By 1808Delaware

Central Avenue goes dark for the Point Project

On August 3, orange cones will fan out across Central Avenue, sealing the busy east‑west route between Lake Street and the Norfolk Southern railroad bridge for up to 30 days. The closure lets crews carve new pavement onto the north half of William Street at the Central intersection, the next chess move in the multi‑year Point Improvement Project that is widening the bottle‑neck under the bridge.

Why the pain is worth it

Traffic engineers count about 25,000 vehicles a day squeezing through the underpass today; models say that number will rocket toward 40,000 by 2040. To keep pace, the $44.36 million makeover—managed by ODOT and contractor Shelly & Sands—adds lanes beneath the bridge, retools signals, runs a multi‑use path toward OH‑521, and upgrades every buried pipe from water mains to storm sewers. Completion is set for summer 2026.

How to move around it

Detour: follow William Street and Lake Street in either direction.
Local access: Central stays open between Potter and Moore Streets via side roads such as Channing, Potter and Wade.
Lake Street tweaks: right‑turn‑only at Lake/Winter and temporary parking bans near the detour throat.

SR 315’s one‑two punch: drainage first, a roundabout second

Commuters who hug the Olentangy River will feel the squeeze first. Beginning July14, State Route 315 closed in both directions between SR 750 and Orange Road for 28 days while crews yank out an aging culvert and regrade ditches that regularly flood the pavement.

Even as that work wraps, bulldozers stay put at the SR 315/Hyatts Road intersection, which shuts down the same day for 40 days so workers can sculpt a single‑lane roundabout—ODOT’s preferred fix for a crash‑prone, stop‑sign tangle that backs up during school runs and Saturday soccer.

Linked closures, shorter calendar

ODOT District 6 scheduled the projects together to “minimize the length of closures and prevent an influx of traffic” on local roads. In plain English: one summer of headaches instead of two.

Detour playbook

SR 315 mainline: U.S. 23 → SR 750 → SR 315 (or reverse).
Hyatts Road: U.S. 23 → Home Road → Liberty Road → Hyatts Road (or reverse).

The human side of orange barrels

School buses & marching bands Delaware City Schools start August 13; transportation staff have already rewritten routes to steer buses clear of the Point work zone and the SR 315 detours, hoping to keep first‑day pickups on schedule.

Small‑business math Downtown shops near Central fear a dip in foot traffic, but owners remember 2024’s overnight bridge‑demo closure that ended ahead of schedule—a confidence booster.
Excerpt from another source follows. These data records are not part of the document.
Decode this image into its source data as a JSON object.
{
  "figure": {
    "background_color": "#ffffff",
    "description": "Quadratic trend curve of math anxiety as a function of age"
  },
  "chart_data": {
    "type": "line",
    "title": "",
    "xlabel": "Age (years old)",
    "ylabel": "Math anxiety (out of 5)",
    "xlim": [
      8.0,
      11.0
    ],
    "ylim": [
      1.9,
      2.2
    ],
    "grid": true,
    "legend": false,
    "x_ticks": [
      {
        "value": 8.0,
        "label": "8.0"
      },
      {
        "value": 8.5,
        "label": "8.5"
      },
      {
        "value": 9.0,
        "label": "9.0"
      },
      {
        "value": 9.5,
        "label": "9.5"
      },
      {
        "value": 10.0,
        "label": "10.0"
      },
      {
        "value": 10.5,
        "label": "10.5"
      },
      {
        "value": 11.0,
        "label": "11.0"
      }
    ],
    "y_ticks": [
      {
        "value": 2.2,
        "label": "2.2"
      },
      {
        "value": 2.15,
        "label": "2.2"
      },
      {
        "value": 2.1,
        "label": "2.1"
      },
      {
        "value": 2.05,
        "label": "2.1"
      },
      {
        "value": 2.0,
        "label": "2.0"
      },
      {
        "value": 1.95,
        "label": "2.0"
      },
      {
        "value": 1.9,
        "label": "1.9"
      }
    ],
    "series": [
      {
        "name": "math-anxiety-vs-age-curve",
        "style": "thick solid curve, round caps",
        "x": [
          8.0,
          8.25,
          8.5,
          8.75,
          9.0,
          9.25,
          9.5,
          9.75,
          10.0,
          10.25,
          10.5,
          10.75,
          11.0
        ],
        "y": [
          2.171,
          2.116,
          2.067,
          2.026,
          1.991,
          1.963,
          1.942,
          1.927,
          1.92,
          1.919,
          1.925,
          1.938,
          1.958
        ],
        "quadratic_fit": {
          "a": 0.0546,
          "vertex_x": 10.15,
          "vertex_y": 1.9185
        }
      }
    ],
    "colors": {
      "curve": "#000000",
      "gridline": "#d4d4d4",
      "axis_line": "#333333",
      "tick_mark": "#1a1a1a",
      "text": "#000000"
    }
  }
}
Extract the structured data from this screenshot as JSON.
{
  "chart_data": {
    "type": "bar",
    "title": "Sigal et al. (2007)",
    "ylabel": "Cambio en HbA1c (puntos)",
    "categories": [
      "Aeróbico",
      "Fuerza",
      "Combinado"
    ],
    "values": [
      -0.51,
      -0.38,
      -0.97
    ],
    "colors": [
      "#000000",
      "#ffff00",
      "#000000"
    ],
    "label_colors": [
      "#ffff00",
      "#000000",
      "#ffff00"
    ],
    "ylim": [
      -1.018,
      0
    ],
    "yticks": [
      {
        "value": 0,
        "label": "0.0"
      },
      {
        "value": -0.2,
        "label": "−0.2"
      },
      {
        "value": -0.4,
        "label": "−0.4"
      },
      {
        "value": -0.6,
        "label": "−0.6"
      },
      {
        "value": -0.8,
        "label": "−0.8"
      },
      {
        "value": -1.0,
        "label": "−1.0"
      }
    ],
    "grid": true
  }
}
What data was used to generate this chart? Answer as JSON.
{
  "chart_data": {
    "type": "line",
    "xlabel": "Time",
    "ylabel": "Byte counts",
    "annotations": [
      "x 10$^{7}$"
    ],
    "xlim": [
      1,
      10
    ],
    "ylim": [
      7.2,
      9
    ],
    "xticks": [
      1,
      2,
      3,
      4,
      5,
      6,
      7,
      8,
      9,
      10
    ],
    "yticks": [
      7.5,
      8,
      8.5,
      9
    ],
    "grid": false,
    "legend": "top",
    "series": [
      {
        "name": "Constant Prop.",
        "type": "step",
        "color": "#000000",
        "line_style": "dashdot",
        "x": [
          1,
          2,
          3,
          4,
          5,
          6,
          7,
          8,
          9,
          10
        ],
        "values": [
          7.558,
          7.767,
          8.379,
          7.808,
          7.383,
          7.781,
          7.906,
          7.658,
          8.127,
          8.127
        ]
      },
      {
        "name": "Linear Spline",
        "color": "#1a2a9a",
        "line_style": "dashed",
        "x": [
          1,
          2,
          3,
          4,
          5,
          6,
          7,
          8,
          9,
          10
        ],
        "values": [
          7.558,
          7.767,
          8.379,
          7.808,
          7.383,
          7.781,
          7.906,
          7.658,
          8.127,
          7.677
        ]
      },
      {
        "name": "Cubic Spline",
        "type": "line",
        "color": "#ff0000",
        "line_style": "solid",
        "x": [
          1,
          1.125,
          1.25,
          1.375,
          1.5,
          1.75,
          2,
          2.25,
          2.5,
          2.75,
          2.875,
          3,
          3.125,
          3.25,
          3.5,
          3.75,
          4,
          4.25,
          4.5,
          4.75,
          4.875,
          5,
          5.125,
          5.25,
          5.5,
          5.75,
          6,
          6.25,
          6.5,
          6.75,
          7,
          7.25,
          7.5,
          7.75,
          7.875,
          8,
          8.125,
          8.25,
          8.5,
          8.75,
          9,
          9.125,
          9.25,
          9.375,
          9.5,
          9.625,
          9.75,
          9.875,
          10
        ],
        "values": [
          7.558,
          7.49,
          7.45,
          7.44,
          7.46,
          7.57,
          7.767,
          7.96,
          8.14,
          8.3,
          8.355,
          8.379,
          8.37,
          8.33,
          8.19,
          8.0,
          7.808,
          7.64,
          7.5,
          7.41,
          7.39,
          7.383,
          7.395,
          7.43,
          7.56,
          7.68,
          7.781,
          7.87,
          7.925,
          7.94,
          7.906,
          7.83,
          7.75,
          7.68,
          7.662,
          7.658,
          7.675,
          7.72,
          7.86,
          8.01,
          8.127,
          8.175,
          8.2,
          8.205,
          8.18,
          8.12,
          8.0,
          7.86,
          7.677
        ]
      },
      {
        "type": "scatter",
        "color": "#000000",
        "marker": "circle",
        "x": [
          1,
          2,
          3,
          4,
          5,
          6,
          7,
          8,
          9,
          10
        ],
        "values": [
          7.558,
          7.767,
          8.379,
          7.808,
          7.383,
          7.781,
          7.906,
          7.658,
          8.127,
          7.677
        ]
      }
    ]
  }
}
Cyclists & runners For those who pound the Olentangy Trail, the drainage fix on SR 315 should curb the surprise wash‑outs that send gravel across the shoulder every heavy rain.

What happens if the schedule slips?

Both projects wrote weather cushions into their calendars. A late‑summer deluge could stretch the Central closure past Labor Day, city engineers warn, while unanticipated rock in the SR 315 ditch could add days to the drainage job. ODOT promises weekly updates through variable‑message signs, social media, and its District 6 email blast.

Looking past the cones

By football season of 2025, SR 315 drivers should glide through a new roundabout and culvert, and Central Avenue should reopen with roomier approaches that set the stage for the Point Project’s grand finale next summer. Until then, the recipe is patience, an eye on the detour map—and maybe an extra podcast episode for the ride.